John Disterhoft, a neuroscientist at Northwestern University, calls the new work a “great paper” and says it raises new questions. “When they looked at the mRNA expression, that could have reflected consequences of learning as well as the consequences of the overexpression of the . . . protein itself. It doesn’t make it less interesting, but I think that’s something to be looked at more in the future,” he notes. In addition, he wonders whether overexpressing FKBP genes would have an even more dramatic effect on older rats selected for cognitive impairment, and whether particular parts of the hippocampus play a larger role in the effects seen—and thus would be important to target for translation efforts.

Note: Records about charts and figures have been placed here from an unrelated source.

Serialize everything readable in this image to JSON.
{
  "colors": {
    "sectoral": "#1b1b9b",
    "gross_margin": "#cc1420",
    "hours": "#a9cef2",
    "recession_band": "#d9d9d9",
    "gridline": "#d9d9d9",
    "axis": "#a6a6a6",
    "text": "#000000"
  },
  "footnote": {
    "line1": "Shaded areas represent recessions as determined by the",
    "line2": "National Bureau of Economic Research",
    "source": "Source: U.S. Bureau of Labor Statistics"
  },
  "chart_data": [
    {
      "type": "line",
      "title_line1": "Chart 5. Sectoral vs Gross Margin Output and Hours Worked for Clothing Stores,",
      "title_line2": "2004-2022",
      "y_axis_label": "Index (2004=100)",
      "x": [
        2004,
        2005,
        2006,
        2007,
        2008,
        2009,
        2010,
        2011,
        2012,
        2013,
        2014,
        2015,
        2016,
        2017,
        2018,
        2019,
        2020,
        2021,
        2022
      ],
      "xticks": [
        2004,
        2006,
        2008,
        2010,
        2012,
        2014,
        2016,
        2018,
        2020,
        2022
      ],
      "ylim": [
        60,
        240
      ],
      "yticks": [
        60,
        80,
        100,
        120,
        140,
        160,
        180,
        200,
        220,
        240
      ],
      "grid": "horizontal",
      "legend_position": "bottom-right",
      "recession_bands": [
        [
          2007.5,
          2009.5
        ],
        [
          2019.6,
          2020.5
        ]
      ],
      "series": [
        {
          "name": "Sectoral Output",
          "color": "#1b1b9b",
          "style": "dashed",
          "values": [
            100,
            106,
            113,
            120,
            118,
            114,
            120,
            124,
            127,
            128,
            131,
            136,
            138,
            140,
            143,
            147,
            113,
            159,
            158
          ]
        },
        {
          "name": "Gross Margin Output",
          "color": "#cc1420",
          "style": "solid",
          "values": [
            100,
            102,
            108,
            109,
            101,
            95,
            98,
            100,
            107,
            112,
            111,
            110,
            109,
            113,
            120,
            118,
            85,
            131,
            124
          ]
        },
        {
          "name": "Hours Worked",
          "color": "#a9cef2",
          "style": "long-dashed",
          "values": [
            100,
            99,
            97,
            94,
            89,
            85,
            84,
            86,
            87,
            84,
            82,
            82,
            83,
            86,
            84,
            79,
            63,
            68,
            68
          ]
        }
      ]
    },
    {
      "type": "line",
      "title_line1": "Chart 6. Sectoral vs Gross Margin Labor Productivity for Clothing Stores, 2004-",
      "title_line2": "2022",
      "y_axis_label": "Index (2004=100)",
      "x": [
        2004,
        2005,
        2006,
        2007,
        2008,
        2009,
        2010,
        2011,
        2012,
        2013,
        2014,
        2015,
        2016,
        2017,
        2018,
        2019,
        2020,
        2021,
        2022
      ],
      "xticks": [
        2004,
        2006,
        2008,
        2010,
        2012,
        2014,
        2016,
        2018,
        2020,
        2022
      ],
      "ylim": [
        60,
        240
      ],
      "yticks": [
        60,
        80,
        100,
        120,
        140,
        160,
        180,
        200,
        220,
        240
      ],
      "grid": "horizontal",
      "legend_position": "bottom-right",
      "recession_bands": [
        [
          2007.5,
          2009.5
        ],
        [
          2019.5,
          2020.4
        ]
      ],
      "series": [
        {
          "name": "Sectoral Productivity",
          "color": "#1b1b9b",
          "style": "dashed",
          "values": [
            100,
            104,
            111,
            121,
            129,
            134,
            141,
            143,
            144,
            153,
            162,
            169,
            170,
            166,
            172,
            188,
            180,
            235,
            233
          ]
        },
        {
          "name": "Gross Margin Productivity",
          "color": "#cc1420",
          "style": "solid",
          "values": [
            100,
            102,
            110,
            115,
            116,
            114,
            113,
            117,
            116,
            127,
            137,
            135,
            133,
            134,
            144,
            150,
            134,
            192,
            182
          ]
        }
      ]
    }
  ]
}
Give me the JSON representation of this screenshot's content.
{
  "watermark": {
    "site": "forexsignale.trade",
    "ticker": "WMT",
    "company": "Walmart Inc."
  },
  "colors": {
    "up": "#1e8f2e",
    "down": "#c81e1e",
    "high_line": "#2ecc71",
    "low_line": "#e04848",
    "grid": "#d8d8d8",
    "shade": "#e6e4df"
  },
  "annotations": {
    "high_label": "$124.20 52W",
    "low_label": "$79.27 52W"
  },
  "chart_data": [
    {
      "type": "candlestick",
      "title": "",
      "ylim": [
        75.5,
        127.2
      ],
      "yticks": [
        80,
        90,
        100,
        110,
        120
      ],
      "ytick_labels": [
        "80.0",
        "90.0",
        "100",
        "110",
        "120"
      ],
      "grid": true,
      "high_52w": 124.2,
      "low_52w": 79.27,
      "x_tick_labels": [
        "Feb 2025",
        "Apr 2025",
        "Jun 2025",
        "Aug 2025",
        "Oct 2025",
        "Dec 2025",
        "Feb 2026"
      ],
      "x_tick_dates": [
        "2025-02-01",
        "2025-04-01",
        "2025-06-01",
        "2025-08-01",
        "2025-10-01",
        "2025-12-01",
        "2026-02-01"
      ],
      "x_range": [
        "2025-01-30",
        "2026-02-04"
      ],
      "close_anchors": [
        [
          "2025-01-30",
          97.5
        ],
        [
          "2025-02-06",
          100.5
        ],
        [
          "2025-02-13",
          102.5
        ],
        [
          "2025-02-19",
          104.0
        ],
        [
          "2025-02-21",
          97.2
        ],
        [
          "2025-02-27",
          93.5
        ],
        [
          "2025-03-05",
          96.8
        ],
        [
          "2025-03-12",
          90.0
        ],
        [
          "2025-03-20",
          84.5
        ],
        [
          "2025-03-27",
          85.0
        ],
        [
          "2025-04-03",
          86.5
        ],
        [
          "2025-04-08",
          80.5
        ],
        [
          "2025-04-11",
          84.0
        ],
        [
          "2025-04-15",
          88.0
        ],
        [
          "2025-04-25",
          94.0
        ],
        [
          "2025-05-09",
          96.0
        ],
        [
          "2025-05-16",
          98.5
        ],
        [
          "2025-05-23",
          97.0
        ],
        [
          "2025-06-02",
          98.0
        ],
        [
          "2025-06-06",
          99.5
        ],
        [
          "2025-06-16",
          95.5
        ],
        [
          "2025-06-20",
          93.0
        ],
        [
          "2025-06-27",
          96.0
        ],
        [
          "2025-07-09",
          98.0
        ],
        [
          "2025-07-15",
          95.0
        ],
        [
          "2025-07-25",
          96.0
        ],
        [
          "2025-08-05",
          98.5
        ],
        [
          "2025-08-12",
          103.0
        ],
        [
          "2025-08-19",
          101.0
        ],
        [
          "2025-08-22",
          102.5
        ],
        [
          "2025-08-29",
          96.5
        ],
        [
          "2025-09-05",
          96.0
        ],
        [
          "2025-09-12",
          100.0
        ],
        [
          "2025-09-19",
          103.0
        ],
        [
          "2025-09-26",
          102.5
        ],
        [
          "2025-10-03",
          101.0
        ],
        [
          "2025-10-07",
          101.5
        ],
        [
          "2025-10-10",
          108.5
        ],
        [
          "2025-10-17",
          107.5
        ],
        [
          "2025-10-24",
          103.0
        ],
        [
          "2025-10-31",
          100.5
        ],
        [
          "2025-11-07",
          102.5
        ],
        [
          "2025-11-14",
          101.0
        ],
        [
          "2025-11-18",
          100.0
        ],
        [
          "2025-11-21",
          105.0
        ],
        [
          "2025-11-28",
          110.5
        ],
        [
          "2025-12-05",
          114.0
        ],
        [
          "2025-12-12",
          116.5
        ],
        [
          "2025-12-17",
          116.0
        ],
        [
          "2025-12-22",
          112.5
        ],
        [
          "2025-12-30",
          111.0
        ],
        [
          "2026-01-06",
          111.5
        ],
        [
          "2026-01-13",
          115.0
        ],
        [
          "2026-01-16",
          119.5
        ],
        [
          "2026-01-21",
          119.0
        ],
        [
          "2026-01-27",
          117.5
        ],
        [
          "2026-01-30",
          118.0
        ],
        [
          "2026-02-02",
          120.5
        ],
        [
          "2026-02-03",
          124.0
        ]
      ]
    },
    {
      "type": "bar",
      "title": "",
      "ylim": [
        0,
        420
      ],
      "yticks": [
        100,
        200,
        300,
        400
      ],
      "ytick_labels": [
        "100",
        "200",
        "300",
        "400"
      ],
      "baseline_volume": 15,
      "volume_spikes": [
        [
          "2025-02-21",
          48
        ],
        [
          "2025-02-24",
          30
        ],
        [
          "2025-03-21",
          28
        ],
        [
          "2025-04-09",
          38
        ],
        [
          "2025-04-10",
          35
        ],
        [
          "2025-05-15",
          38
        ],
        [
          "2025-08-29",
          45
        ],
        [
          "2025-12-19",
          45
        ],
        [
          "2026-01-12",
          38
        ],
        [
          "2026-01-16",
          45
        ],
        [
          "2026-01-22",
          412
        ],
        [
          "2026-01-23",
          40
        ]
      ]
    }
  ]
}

“This is a big question . . . Have they found a silver bullet, does this represent a new path for treatment? It’s highly unlikely that this molecule, even if you could figure out how to administer it selectively to the brain and even, possibly, more selectively just to a particular brain region—that that’s going to solve all the problems that we see in the clinic,” says Rose. But the study “does lead us in some interesting new directions,” he notes, by reinforcing the importance of calcium’s role in the hippocampus, and by demonstrating that age-related functional declines in the brain can be reversed.
Landfield says he thinks he’s close to cracking the puzzle that’s dominated his career, and he’s now focused on the next step. “If a decline in FKBP is responsible for calcium dysregulation and cognitive impairment . . . the question then becomes, why does the FKBP go down?” he says. “It’s quite possible that some metabolic condition or change in other cells is responsible for the decline in FKBP. So we’re now embarking on some studies to look at that.”
J.C. Gant et al., “FK506-Binding Protein 12.6/1b, a negative regulator of [Ca2+], rescues memory and restores genomic regulation in the hippocampus of aging rats,” J Neurosci, doi:10.1523/JNEUROSCI.2234-17.2017.